The manufacturers realised they had to improve this, so, as soon as they were convinced that everyone in the world had a 78-player, they introduced a new system: 45 rpm 7in singles, which you stacked on a spindle, and these little 45s then came down one by one. They didn't, actually. They all came down in one big heap as soon as you activated the machine, and the only 45 you ever got to hear was the top one in the pile.

Then the LP flourished, with its corresponding technical breakthrough, which was an inner sleeve made of paper or plastic so constructed that you could never work out which side opened to receive the LP. Then the tape cassette, and then a pause while they worked on how to make the compact disc complicated and fiddly enough to be worth introducing.

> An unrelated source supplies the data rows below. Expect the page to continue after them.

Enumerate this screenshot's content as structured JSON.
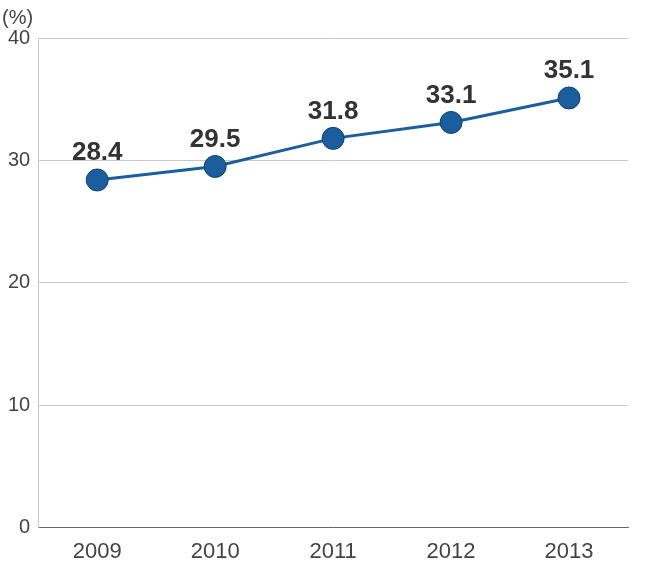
{
  "chart_data": {
    "type": "line",
    "y_label": "(%)",
    "categories": [
      "2009",
      "2010",
      "2011",
      "2012",
      "2013"
    ],
    "values": [
      28.4,
      29.5,
      31.8,
      33.1,
      35.1
    ],
    "color": "#1b5e9e",
    "marker": "circle",
    "ylim": [
      0,
      40
    ],
    "yticks": [
      0,
      10,
      20,
      30,
      40
    ],
    "grid": true,
    "data_labels": true
  }
}
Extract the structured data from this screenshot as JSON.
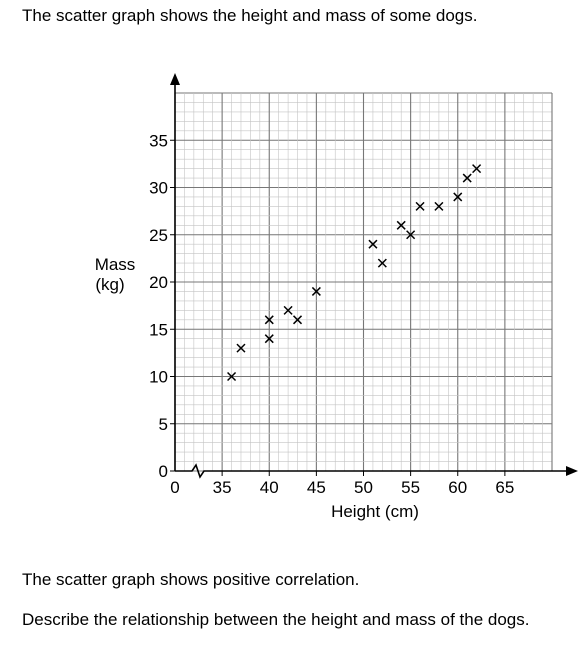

(It was during that gap, when I lived next to the Portobello Road, that I was contacted by a friend in North Wales. He had inherited an old cylinder player. Could I take it to the Portobello Road and sell it for him? Like a fool, I took it and kept it at home for a while, knowing I would never have the chance to play with a cylinder machine again. I thus found myself devoting a great chunk of the 1970s mastering the technology of the 1890s.)

The result of all this is that my home now bears the traces of all the preceding ages of music reproduction, like a rich archaeological site. There are little tins of steel needles, velvet things to clean records with, stacks of jukebox-weary 45s, LPs so old that they are called 'microgroove', things that look like small suitcases but are really sets of 78s, one or two Edison cylinders that I forgot to sell, a German postcard I bought in 1958 which has a hole in the middle so you can play it on a gramophone, and the tune it plays is 'Colonel Bogey' . . .

I have even got a Victorian music box, a lovely thing that plays six tunes over and over again, and serves as a reminder that even before electricity they were marketing mechanical music. We always think that when Thomas Edison invented recorded music, the world must have leapt around saying: 'Hey, at last we can go out and buy a really easy and convenient way of listening to Thomas Edison reciting 'Mary had a Little Lamb']' But they didn't. They can't have done. They must have said, just like us: 'Oh God, just when I had got all the Mendelssohn and Rossini I need on my musical box format] Now they go and invent something better, and now I suppose I'll have to go to Imhof's in Tottenham Court Road to buy it all on cylinder or piano roll . . .'.

They probably set up a parliamentary committee to look into the price of piano rolls, too, and a fat lot of good it did them.